Fourteen artists from nine countries reflect on our interactions with the natural environment in the Kreeger Museum’s 30th-anniversary exhibition titled Here, in this little Bay: Celebrating 30 Years at the Kreeger. The exhibition is on view from June 1, 2024–October 5, 2024.

Founded by David and Carmen Kreeger, the Kreeger Museum opened in 1994, featuring the couples’ collection of exquisite holdings in American and European modernism and African and Asian art in a stunning travertine and glass building designed by Philip Johnson and Richard Foster. The building, which had functioned as the Kreegers’ home since the 1960s, uniquely combines art, architecture and landscape in intimate galleries, verdant courtyards, and sculpture-filled grounds. This appreciation of the living environment, heightened by the presentation of exceptional land and seascape paintings by Max Beckmann, Pierre Bonnard, Claude Monet, Odilon Redon, Auguste Renoir, Alfred Sisley and other distinguished artists in the permanent collection, inspired an anniversary exhibition that looks at artists’ changing approaches to the natural world since the French Impressionists worked en plein air during the late 19th-century. “This exhibition introduces a thought-provoking range of creative visions that address environmental disruption and sustainability today. It is an honor to have the work of these artists in our gallery spaces,” says Kreeger Director Helen Chason.

Comprising artists from Argentina, Burma, Chile, Côte d’Ivoire, Greece, Japan, Korea, Iran and the United States, the exhibition includes photographs, paintings, drawings and sculptures with both representational and conceptual approaches considered. Artists who explore the wondrous abstract structures and patterns of nature are complemented by those who more specifically investigate the ways that labor, migration, trade and conflict interface with the environment. Nature is contemplated as a model of endurance and growth, as well as an entity subject to extreme human interventions, including climate change and nuclear devastation.

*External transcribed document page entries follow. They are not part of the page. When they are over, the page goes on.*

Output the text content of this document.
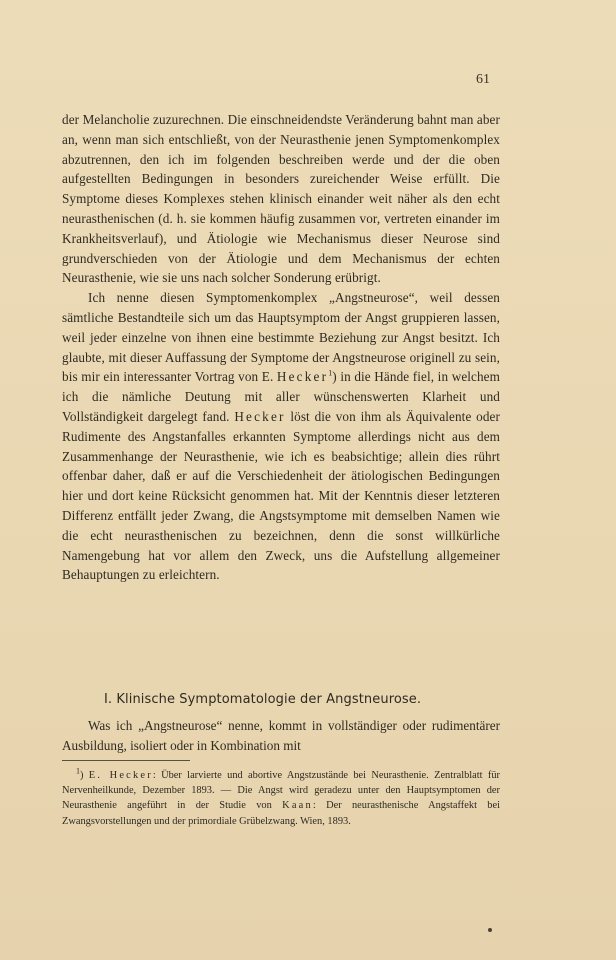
61

der Melancholie zuzurechnen. Die einschneidendste Veränderung bahnt man aber an, wenn man sich entschließt, von der Neurasthenie jenen Symptomenkomplex abzutrennen, den ich im folgenden beschreiben werde und der die oben aufgestellten Bedingungen in besonders zureichender Weise erfüllt. Die Symptome dieses Komplexes stehen klinisch einander weit näher als den echt neurasthenischen (d. h. sie kommen häufig zusammen vor, vertreten einander im Krankheitsverlauf), und Ätiologie wie Mechanismus dieser Neurose sind grundverschieden von der Ätiologie und dem Mechanismus der echten Neurasthenie, wie sie uns nach solcher Sonderung erübrigt.

Ich nenne diesen Symptomenkomplex „Angstneurose“, weil dessen sämtliche Bestandteile sich um das Hauptsymptom der Angst gruppieren lassen, weil jeder einzelne von ihnen eine bestimmte Beziehung zur Angst besitzt. Ich glaubte, mit dieser Auffassung der Symptome der Angstneurose originell zu sein, bis mir ein interessanter Vortrag von E. Hecker$^1$) in die Hände fiel, in welchem ich die nämliche Deutung mit aller wünschenswerten Klarheit und Vollständigkeit dargelegt fand. Hecker löst die von ihm als Äquivalente oder Rudimente des Angstanfalles erkannten Symptome allerdings nicht aus dem Zusammenhange der Neurasthenie, wie ich es beabsichtige; allein dies rührt offenbar daher, daß er auf die Verschiedenheit der ätiologischen Bedingungen hier und dort keine Rücksicht genommen hat. Mit der Kenntnis dieser letzteren Differenz entfällt jeder Zwang, die Angstsymptome mit demselben Namen wie die echt neurasthenischen zu bezeichnen, denn die sonst willkürliche Namengebung hat vor allem den Zweck, uns die Aufstellung allgemeiner Behauptungen zu erleichtern.

I. Klinische Symptomatologie der Angstneurose.

Was ich „Angstneurose“ nenne, kommt in vollständiger oder rudimentärer Ausbildung, isoliert oder in Kombination mit

$^1$) E. Hecker: Über larvierte und abortive Angstzustände bei Neurasthenie. Zentralblatt für Nervenheilkunde, Dezember 1893. — Die Angst wird geradezu unter den Hauptsymptomen der Neurasthenie angeführt in der Studie von Kaan: Der neurasthenische Angstaffekt bei Zwangsvorstellungen und der primordiale Grübelzwang. Wien, 1893.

“A group of ethereal waterscapes by Monet installed in galleries punctuated with windows that let the outside in, inspired me to gather an intergenerational, global group of artists–all now living in Maryland, Washington and Virginia–who view landscape and nature through a 21st-century lens,” observes guest curator Kristen Hileman. Hileman, who brings twenty years of experience as a curator at the Smithsonian’s Hirshhorn Museum and Sculpture Garden and the Baltimore Museum of Art to the project, continues: “The work of creatives such as these has been and will be instrumental to developing more sustainable attitudes towards living together on our shared planet. Our perspectives have changed since 19th-century painters emphasized the untouched beauty of nature in their works. Artists still seek the sublime in the natural world, but they also make human impact visible. Awareness has grown even since the Kreeger opened its doors in 1994. As a point of reference, the well-known climate activist Greta Thunberg wasn’t born until 2003.”

The exhibition’s title is taken from the first line of Victorian poet Coventry Patmore’s (British 1823-1896) work Magna Est Veritas. The poem juxtaposes the ocean with town-life in a meditation on time and truth.